Social media is another major example of how alternative data can shape investment performance, Ren says. The co-ordinated short squeezes on stocks such as GameStop and AMC that played out on Reddit’s r/WallStreetBets discussion board showed just how costly a lack of analysis of certain alternative data sets can be for managers.

“Many long/short strategies had a tough time because they were not monitoring the information on social media, and were essentially missing a huge piece of the puzzle when they were making those investment decisions,” he says. “Social media over the years has become a higher frequency source of news. This ties in with the concept of nowcasting – social media is an essential source of information.”

‘Seamless’

Looking ahead, the firm is looking to strengthen its US presence over the next 12-18 months, and Ren says a major aim is to further broaden its curated dataset offering. The firm also works closely with its affiliate, Coremont LLP, to provide a high-tech operating infrastructure for investment managers in the face of increased electrification of markets.

Building on this point, he says there are four basic problems that SIGTech aims to solve for its clients.

The first challenge centres around time to market. “If you build this kind of technology stack in-house, and then launch a new investment strategy and try to attract new investors, that’s an expensive two- to three-year process,” he notes. “Our users can do truly cross-asset strategies within a few weeks.”

The second point relates to curated data. “Data does not equate to information - there is a lot of noise,” he says. “So we do a lot of processing of data – cleaning, evaluating and curation – so that the clients can have a reasonable degree of confidence that it will be helpful, and not be just pure noise.”

The third part is developing trustworthy and efficient backtests.

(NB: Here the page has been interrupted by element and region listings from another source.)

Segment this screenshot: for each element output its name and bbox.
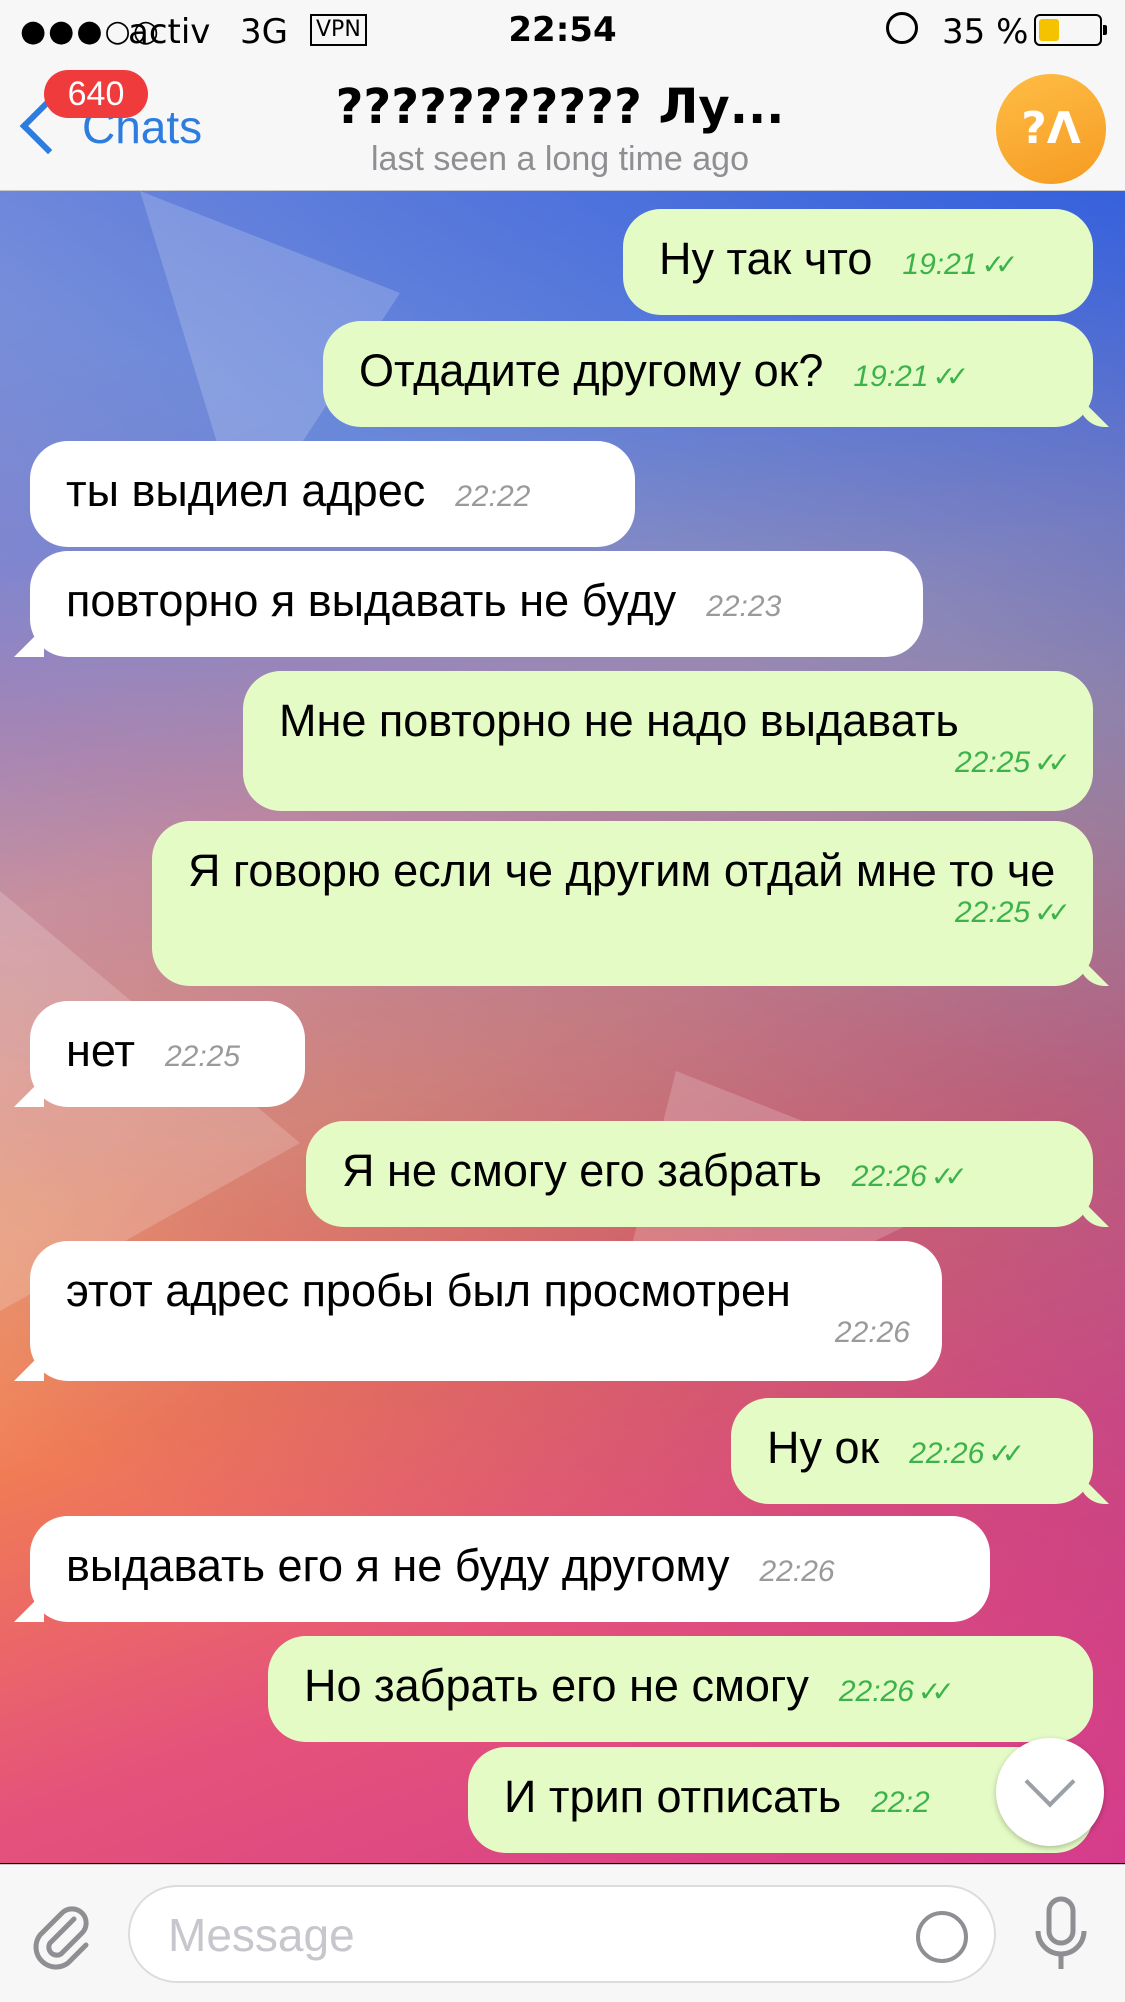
outgoing-message[interactable]: Ну так что 19:21 ✓✓ xyxy=(623,209,1093,315)
read-receipt-icon: ✓✓ xyxy=(917,1676,955,1707)
status-bar: ●●●○○ activ 3G VPN 22:54 35 % xyxy=(0,0,1125,62)
read-receipt-icon: ✓✓ xyxy=(1034,897,1071,928)
incoming-message[interactable]: нет 22:25 xyxy=(30,1001,305,1107)
message-text: повторно я выдавать не буду xyxy=(66,575,677,626)
incoming-message[interactable]: повторно я выдавать не буду 22:23 xyxy=(30,551,923,657)
message-time: 22:23 xyxy=(706,590,782,623)
message-time: 22:26 xyxy=(834,1316,910,1349)
sticker-icon[interactable] xyxy=(916,1911,968,1963)
microphone-icon[interactable] xyxy=(1030,1895,1092,1973)
message-text: Я говорю если че другим отдай мне то че xyxy=(188,845,1056,896)
message-text: Ну ок xyxy=(767,1422,880,1473)
message-input[interactable] xyxy=(166,1903,870,1967)
message-text: Я не смогу его забрать xyxy=(342,1145,822,1196)
chevron-down-icon xyxy=(1024,1756,1076,1808)
message-text: Отдадите другому ок? xyxy=(359,345,824,396)
message-time: 22:25 ✓✓ xyxy=(309,743,1071,783)
message-text: ты выдиел адрес xyxy=(66,465,426,516)
message-time: 22:25 xyxy=(165,1040,241,1073)
message-time: 22:26 xyxy=(759,1555,835,1588)
incoming-message[interactable]: этот адрес пробы был просмотрен 22:26 xyxy=(30,1241,942,1381)
message-time: 22:2 xyxy=(871,1786,930,1819)
read-receipt-icon: ✓✓ xyxy=(1034,747,1071,778)
read-receipt-icon: ✓✓ xyxy=(930,1161,968,1192)
read-receipt-icon: ✓✓ xyxy=(988,1438,1025,1469)
composer-bar xyxy=(0,1864,1125,2002)
message-time: 19:21 ✓✓ xyxy=(853,360,969,393)
message-text: И трип отписать xyxy=(504,1771,842,1822)
battery-icon xyxy=(1034,14,1107,46)
message-text: Мне повторно не надо выдавать xyxy=(279,695,959,746)
message-text: Ну так что xyxy=(659,233,873,284)
chat-title-area[interactable]: ??????????? Лу... last seen a long time … xyxy=(240,76,880,179)
message-text: выдавать его я не буду другому xyxy=(66,1540,730,1591)
message-field xyxy=(128,1885,996,1983)
message-list[interactable]: Ну так что 19:21 ✓✓ Отдадите другому ок? 19:… xyxy=(0,191,1125,1863)
message-time: 22:26 ✓✓ xyxy=(852,1160,968,1193)
outgoing-message[interactable]: Я не смогу его забрать 22:26 ✓✓ xyxy=(306,1121,1093,1227)
outgoing-message[interactable]: Мне повторно не надо выдавать 22:25 ✓✓ xyxy=(243,671,1093,811)
scroll-to-bottom-button[interactable] xyxy=(996,1738,1104,1846)
paperclip-icon[interactable] xyxy=(28,1901,98,1971)
orientation-lock-icon xyxy=(886,12,918,44)
message-time: 19:21 ✓✓ xyxy=(902,248,1018,281)
read-receipt-icon: ✓✓ xyxy=(932,361,969,392)
last-seen-status: last seen a long time ago xyxy=(370,140,750,178)
outgoing-message[interactable]: Отдадите другому ок? 19:21 ✓✓ xyxy=(323,321,1093,427)
unread-badge: 640 xyxy=(44,70,148,118)
incoming-message[interactable]: ты выдиел адрес 22:22 xyxy=(30,441,635,547)
message-text: этот адрес пробы был просмотрен xyxy=(66,1265,791,1316)
outgoing-message[interactable]: Я говорю если че другим отдай мне то че 2… xyxy=(152,821,1093,986)
message-time: 22:26 ✓✓ xyxy=(909,1437,1025,1470)
outgoing-message[interactable]: Но забрать его не смогу 22:26 ✓✓ xyxy=(268,1636,1093,1742)
contact-avatar[interactable]: ?Λ xyxy=(996,74,1106,184)
read-receipt-icon: ✓✓ xyxy=(981,249,1018,280)
battery-fill xyxy=(1039,19,1060,41)
message-text: Но забрать его не смогу xyxy=(304,1660,809,1711)
message-time: 22:26 ✓✓ xyxy=(839,1675,955,1708)
battery-percent: 35 % xyxy=(942,12,1029,52)
incoming-message[interactable]: выдавать его я не буду другому 22:26 xyxy=(30,1516,990,1622)
chat-header: Chats 640 ??????????? Лу... last seen a … xyxy=(0,62,1125,191)
outgoing-message[interactable]: Ну ок 22:26 ✓✓ xyxy=(731,1398,1093,1504)
chat-title: ??????????? Лу... xyxy=(335,79,785,135)
message-time: 22:22 xyxy=(455,480,531,513)
message-time: 22:25 ✓✓ xyxy=(218,893,1071,933)
message-text: нет xyxy=(66,1025,135,1076)
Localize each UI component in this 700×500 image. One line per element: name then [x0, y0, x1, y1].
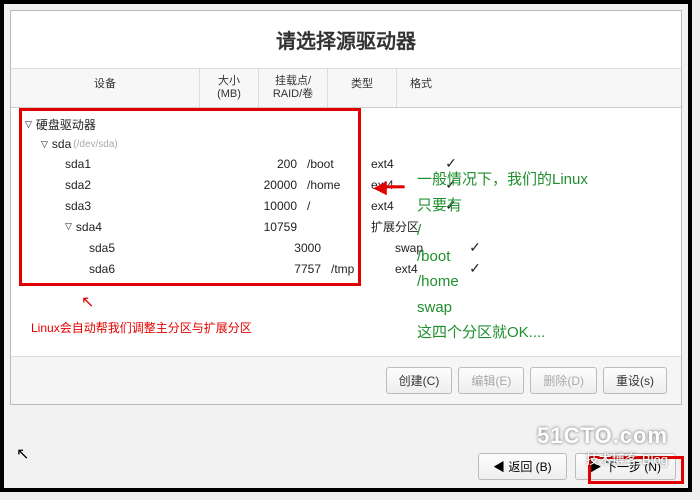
dialog-title: 请选择源驱动器	[31, 25, 661, 54]
col-format[interactable]: 格式	[397, 69, 445, 107]
arrow-down-icon: ↖	[81, 292, 94, 312]
cursor-icon: ↖	[16, 444, 29, 464]
col-type[interactable]: 类型	[328, 69, 397, 107]
col-device[interactable]: 设备	[11, 69, 200, 107]
tree-root[interactable]: 硬盘驱动器	[11, 114, 681, 135]
next-button[interactable]: ▶ 下一步 (N)	[575, 453, 676, 480]
partition-table: 设备 大小 (MB) 挂载点/ RAID/卷 类型 格式 硬盘驱动器 sda (…	[11, 69, 681, 356]
arrow-left-icon: ◀━━	[373, 177, 403, 198]
edit-button: 编辑(E)	[458, 367, 524, 394]
reset-button[interactable]: 重设(s)	[603, 367, 667, 394]
create-button[interactable]: 创建(C)	[386, 367, 453, 394]
col-mount[interactable]: 挂载点/ RAID/卷	[259, 69, 328, 107]
delete-button: 删除(D)	[530, 367, 597, 394]
back-button[interactable]: ◀ 返回 (B)	[478, 453, 567, 480]
tree-disk[interactable]: sda (/dev/sda)	[11, 135, 681, 153]
green-annotation: 一般情况下，我们的Linux 只要有 / /boot /home swap 这四…	[417, 167, 667, 346]
col-size[interactable]: 大小 (MB)	[200, 69, 259, 107]
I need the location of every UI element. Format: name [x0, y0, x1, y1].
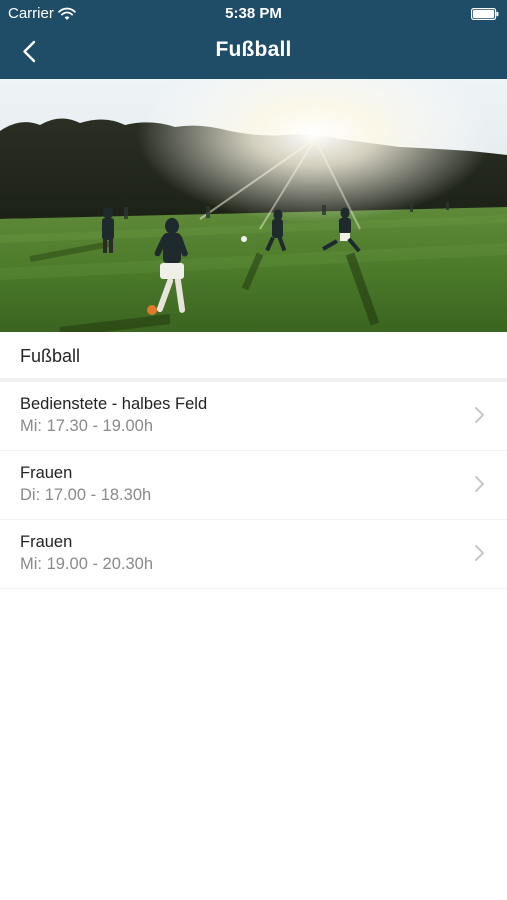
list-item[interactable]: Bedienstete - halbes Feld Mi: 17.30 - 19… — [0, 382, 507, 451]
status-bar: Carrier 5:38 PM — [0, 0, 507, 28]
status-time: 5:38 PM — [225, 5, 282, 22]
section-title: Fußball — [20, 346, 81, 366]
list-item[interactable]: Frauen Mi: 19.00 - 20.30h — [0, 520, 507, 589]
page-title: Fußball — [215, 38, 292, 61]
chevron-right-icon — [475, 476, 484, 492]
top-bar: Carrier 5:38 PM Fußball — [0, 0, 507, 79]
list-item-title: Frauen — [20, 464, 73, 482]
list-item[interactable]: Frauen Di: 17.00 - 18.30h — [0, 451, 507, 520]
soccer-field-photo — [0, 79, 507, 332]
list-item-title: Bedienstete - halbes Feld — [20, 395, 208, 413]
screen: Carrier 5:38 PM Fußball Fußball Bedienst… — [0, 0, 507, 900]
list-item-subtitle: Mi: 19.00 - 20.30h — [20, 555, 153, 573]
navigation-bar: Fußball — [0, 28, 507, 79]
schedule-list: Bedienstete - halbes Feld Mi: 17.30 - 19… — [0, 382, 507, 589]
hero-image — [0, 79, 507, 332]
list-item-title: Frauen — [20, 533, 73, 551]
chevron-right-icon — [475, 407, 484, 423]
list-item-subtitle: Mi: 17.30 - 19.00h — [20, 417, 153, 435]
section-header: Fußball — [0, 332, 507, 382]
battery-full-icon — [471, 8, 499, 20]
chevron-right-icon — [475, 545, 484, 561]
list-item-subtitle: Di: 17.00 - 18.30h — [20, 486, 152, 504]
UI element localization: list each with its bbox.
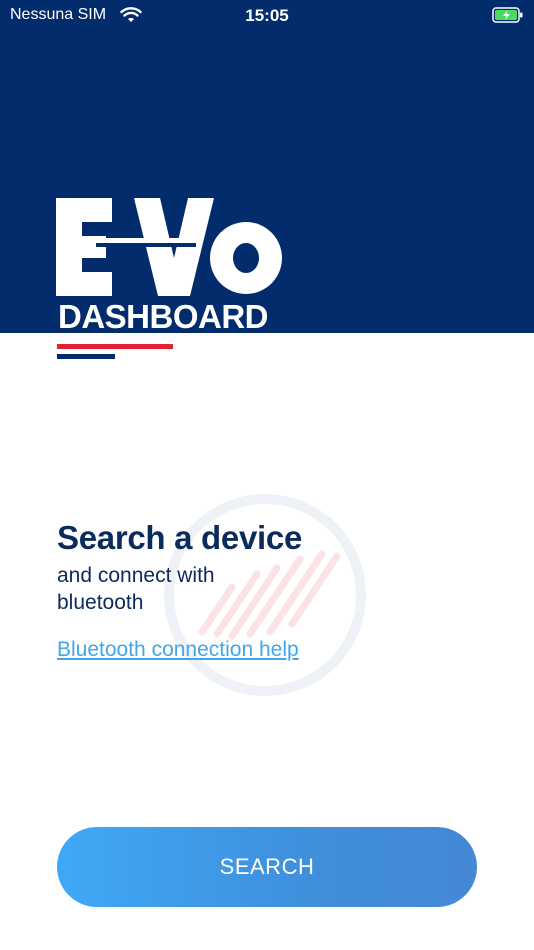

“There’s a running joke in this industry that there is no such thing as a bad backtest. Every single one is amazing and makes money,” he observes. “But there are many mistakes that occur that make many backtests over-optimised, and therefore do not represent any realistic expectation. We aim to provide assurance that our users’ backtests are likely to be correct.”

The last step is the production stage. Ren says SIGTech strives to help clients successfully deploy their strategies from the research environment stage to a real-life product environment where their trades can be executed on exchanges using investor capital, while still ensuring the two environments are consistent.

“It’s not a trivial job, and we try to make that experience seamless,” he continues. “Our users can deploy trading strategies with one click into production and start trading. That has proven a huge time-saver for our clients.”